We saw the summer kitchen, and the butler's pantry. The servants must have had it bad; the summer kitchen, where the food was cooked, was tiny, cramped and not in any way convenient. We don't realize now how very labor-intensive life was for the people of the nineteenth century. The stove was big, black and coal-fired. Someone had to bring in the coal for the stove from the coal cellar. The water came from a hand-pump at the utility sink, which was also the laundry sink. A laundry machine was a washtub and washboard, and wringer cranked by hand. All the hot water had to be heated on the coal stove and carried up to the bedrooms, if it was used for bathing. The irons to iron the clothes were heated on the stove, and heavy.
The Morgans were lucky to be rich--they had servants to ease the laborious chores of daily living for them. They had servants in the kitchen; they had servants to light the fires in the fireplaces and to clean up all the ashes. They had servants to help the ladies get dressed! All those tiny buttons down the BACK of the dress! One couldn't possibly put it on by oneself!
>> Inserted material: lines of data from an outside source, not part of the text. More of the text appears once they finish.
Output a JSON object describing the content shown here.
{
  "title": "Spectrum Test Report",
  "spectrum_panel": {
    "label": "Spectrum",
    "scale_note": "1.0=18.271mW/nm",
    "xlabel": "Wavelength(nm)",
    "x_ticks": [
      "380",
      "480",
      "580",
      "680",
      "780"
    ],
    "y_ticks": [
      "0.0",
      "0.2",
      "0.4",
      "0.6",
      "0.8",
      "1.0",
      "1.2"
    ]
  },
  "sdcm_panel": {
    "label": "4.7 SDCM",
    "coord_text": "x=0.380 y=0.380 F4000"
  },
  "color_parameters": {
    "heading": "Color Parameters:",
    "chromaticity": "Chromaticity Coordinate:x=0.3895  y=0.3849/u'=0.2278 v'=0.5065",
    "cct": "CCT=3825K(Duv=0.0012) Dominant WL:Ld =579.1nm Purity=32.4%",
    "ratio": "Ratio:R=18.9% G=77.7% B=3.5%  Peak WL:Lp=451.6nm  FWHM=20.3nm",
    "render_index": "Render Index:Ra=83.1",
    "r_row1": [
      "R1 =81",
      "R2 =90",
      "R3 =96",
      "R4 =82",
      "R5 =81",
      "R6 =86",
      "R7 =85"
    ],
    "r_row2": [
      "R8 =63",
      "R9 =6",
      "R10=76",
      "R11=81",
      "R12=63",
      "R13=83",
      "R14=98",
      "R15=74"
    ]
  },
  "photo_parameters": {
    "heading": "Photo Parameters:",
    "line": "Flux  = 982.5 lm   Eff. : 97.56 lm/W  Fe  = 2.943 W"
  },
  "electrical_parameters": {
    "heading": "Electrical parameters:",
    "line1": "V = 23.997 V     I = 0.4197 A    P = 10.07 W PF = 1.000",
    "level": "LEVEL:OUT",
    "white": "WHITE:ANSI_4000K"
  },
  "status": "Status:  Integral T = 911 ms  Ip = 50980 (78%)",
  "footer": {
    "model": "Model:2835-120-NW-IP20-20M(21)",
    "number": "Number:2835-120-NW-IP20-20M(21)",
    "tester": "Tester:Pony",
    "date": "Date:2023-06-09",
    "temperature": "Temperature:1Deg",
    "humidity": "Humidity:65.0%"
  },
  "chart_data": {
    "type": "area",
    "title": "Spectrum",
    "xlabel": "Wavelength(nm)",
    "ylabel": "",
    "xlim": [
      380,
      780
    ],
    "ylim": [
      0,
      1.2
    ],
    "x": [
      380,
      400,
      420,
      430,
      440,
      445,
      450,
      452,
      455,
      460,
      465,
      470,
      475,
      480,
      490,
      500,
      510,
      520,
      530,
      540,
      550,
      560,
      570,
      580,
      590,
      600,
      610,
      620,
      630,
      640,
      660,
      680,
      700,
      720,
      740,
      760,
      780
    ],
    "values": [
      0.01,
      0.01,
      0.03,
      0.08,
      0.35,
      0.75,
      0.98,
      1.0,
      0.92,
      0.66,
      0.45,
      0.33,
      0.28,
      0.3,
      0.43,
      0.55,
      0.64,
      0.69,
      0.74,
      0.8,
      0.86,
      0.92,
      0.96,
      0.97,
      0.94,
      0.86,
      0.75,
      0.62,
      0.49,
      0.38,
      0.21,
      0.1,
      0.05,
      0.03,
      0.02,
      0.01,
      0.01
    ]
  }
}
I say the Morgans were lucky. Well, they were. It is also a story that America can be proud of--Dayton Morgan started out as a clerk in the Erie Canal Collector's Office. His father had lost everything in the crash of 1836, and left Dayton with Dayton's aunt in Brockport, while the father went to try and recoup his fortune in Ohio (which is another story we won't go into here.)
So, Dayton Morgan was a self-made man. America produced so many people whose enterprising spirit, drive and ingenuity, made them fortunes. Dayton Morgan was one of them, and as a consequence, his whole family,numbering a wife and seven children, lived a life of comparative luxury.
I was much intrigued by the model of a racing yacht, named Mehetabel, which is a woman's name from the Hebrew meaning "God rejoices". This model was built by Arnold Morgan-Manning, Sarah Morgan-Manning's only child, a genius who died at the age of 21 from tuberculosis. Good fortune, it seems, is always tempered by tragedy.